Deduplication

I’m curious about the predictions and calculations of usable storage space from pooling spare disk space and uploading of user files.

If you know of any useful references on deduplication rates relevant to this application, or to MaidSafe reasoning on this topic, please post them here.

I did some quick googling, there is not much now thats not behind a paywall. We used to have a ton of these in the office. I am sure with a few hours you can find some stats. The figures we had were

1 - 4 (low)
1 - 20 (median)
1 - 80 (high)

These represent the dedupe rates per organisation. The low end is 25% the median is 95%. These numbers are the size of tape required per data size, so the low end is a 1 Mb tape can back up 4 Mb of data if dedupe is used. We use the median number but expect much higher as we are talking global dedupe and not a single organisation. The network will be able to tell us in real time what the rates are though. It is not so important now as the farmers should be continually farming whatever amount of data. It was much more important when we were matching resource to users and could reduce resource required per file.

The dedupe industry has got very competitive and it seems they are keeping numbers close to their chest a bit, but some digging will turn something up. Even a few years back it was hell getting the numbers.

3 Likes

In the current system, is there a way, through deduplication, to determine who the prime mover of a file was? Assuming I make something or write something, if I bring the content into existence, is there a way, on the lowest level, to (in a fully anonymous way) know who the creator was? That could be handy.

Not in a way to determine who uploaded something, but for the person who uploaded to claim they are the file’s creator.
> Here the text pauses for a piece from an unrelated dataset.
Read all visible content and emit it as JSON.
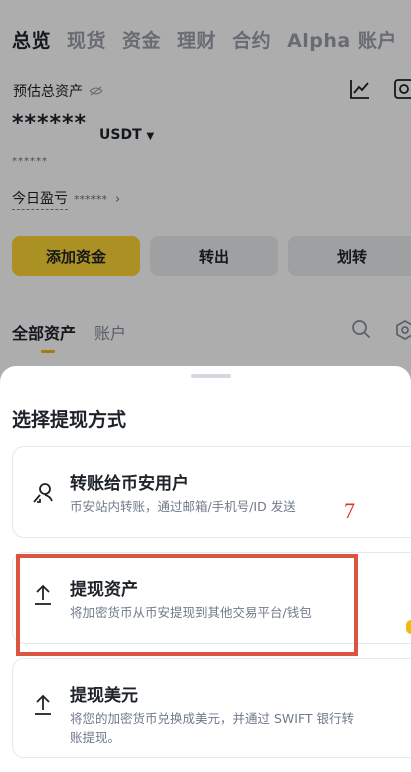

EDIT: Thinking about it more, maybe this would be left up to the content creator. If I want to tag or sign my file, I can. If I don’t then I don’t. And if I want to build a locked-down video streaming service and access to the media through a special player, that’s my prerogative. The underpinning of the system doesn’t need to accommodate that.

2 Likes

Here’s Nick with a reference and some stats about cloud storage research: file access, deduplication etc:

Deduplication savings are dependent on the ratio of unique data blocks to redundant data blocks in a data set.

Without deduplication,
Storage Space Consumed = Total Number of Blocks * Block Size

With deduplication,
Storage Space Consumed = (Number of Unique Blocks * Block Size) + (Number of Redundant Blocks * Dedup Overhead)

To maximize deduplication savings you need two things: one, very few unique blocks; two, the dedup overhead per redundant block must be significantly smaller than block size.
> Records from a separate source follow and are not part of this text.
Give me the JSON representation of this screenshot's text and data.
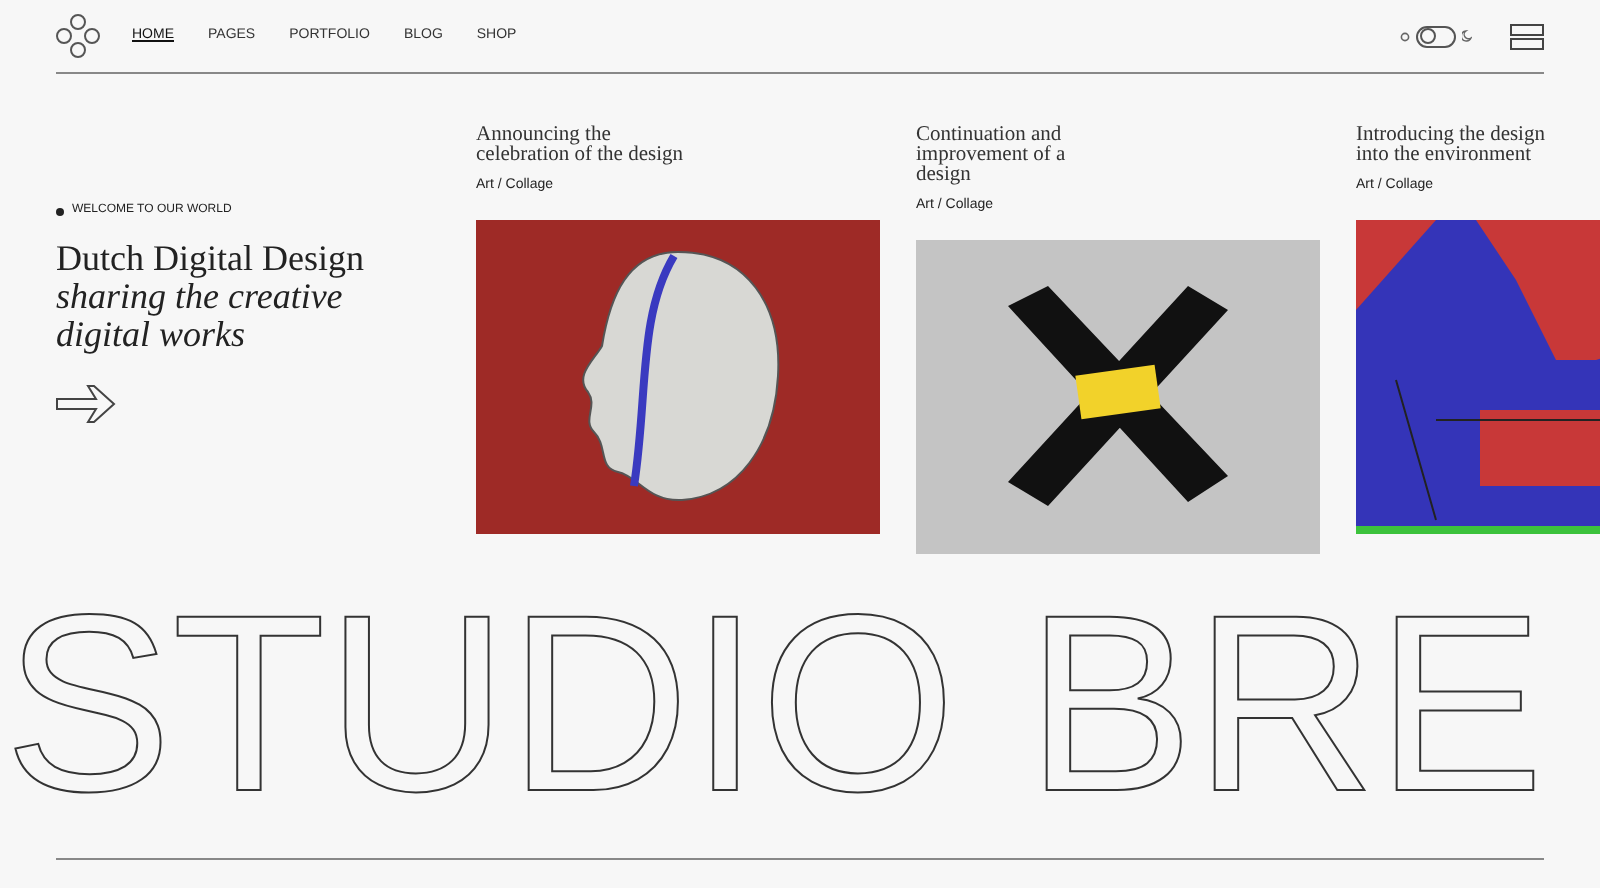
{
  "nav": {
    "items": [
      {
        "label": "HOME",
        "selected": true
      },
      {
        "label": "PAGES",
        "selected": false
      },
      {
        "label": "PORTFOLIO",
        "selected": false
      },
      {
        "label": "BLOG",
        "selected": false
      },
      {
        "label": "SHOP",
        "selected": false
      }
    ]
  },
  "theme_toggle": {
    "on": false
  },
  "hero": {
    "eyebrow": "WELCOME TO OUR WORLD",
    "title": "Dutch Digital Design",
    "subtitle": "sharing the creative digital works"
  },
  "cards": [
    {
      "kind": "face",
      "title": "Announcing the celebration of the design",
      "category": "Art / Collage"
    },
    {
      "kind": "cross",
      "title": "Continuation and improvement of a design",
      "category": "Art / Collage"
    },
    {
      "kind": "abstract",
      "title": "Introducing the design into the environment",
      "category": "Art / Collage"
    }
  ],
  "banner": {
    "text": "STUDIO BRE"
  }
}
Block size and the probability of finding a redundant block are inversely proportional: As block sizes get smaller, the probability of a block being redundant get higher. However, as block sizes get smaller the storage savings per redundant block also get smaller. Block size must be carefully considered as it plays a large role in determining storage efficiency (and transfer time) - if a block size is too large or too small compared to the average size of a file, storage efficiency will go down.
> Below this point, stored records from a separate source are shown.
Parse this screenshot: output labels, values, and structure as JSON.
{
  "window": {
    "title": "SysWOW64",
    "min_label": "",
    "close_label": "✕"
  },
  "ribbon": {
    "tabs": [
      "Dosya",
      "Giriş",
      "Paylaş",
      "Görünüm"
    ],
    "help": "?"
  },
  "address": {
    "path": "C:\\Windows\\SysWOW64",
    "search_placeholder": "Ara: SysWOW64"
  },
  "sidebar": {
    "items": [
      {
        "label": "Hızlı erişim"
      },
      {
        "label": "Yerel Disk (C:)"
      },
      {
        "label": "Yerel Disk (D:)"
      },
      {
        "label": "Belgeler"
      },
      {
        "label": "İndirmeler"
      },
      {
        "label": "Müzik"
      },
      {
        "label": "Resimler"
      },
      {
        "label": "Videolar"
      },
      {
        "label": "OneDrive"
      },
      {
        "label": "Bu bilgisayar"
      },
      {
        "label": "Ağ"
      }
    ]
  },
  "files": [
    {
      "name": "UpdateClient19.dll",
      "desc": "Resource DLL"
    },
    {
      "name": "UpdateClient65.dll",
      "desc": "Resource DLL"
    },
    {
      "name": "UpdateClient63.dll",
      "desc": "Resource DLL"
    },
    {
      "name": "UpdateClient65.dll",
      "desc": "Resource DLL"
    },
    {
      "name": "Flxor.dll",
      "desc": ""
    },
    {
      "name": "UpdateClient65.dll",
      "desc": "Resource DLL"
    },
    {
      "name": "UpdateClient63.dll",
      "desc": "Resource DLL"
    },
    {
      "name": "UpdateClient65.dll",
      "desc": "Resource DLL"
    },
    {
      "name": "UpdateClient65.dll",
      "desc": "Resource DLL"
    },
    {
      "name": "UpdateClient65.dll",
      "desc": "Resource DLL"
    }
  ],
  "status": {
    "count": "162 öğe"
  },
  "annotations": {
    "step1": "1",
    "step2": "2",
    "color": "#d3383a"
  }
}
In general, multimedia content is likely to observe minimal storage savings from deduplication while traditional content (text and documents) is likely to observe large savings.

1 Like

I agree with the thrust of your post, certainly that blocksize matters (though not only because of deduplication, it also affects communications, and other network effects), but I’m not sure how you reach such a definitive conclusion - quoted above.

1 Like

I offered an explanation yesterday regarding deduplication and without thinking inferred that deduplication works on both private and public shares.

Does deduplication work on all ingress to the network or just public shares?

I also wonder if deduplication will be exposed by an API, so apps can offer feedback on what is unique. Could almost make a competitive app for youngsters, whereby they hunt for files that are yet to be uploaded…rounding up the data…with the knowledge they might get some pocket money. :smile:

2 Likes

It works for all ImmutableData private or public.

Nice idea, thinking now …

3 Likes

Now that we’re at Test 9, is it too early to ask what the deduplication rate is for the test data being stored, and how comparable is this rate expected to be in comparison to the live SAFE Network? It seems to me that deduplication will be the make or break figure of merit for this SAFE Network idea.
Thanks.

1 Like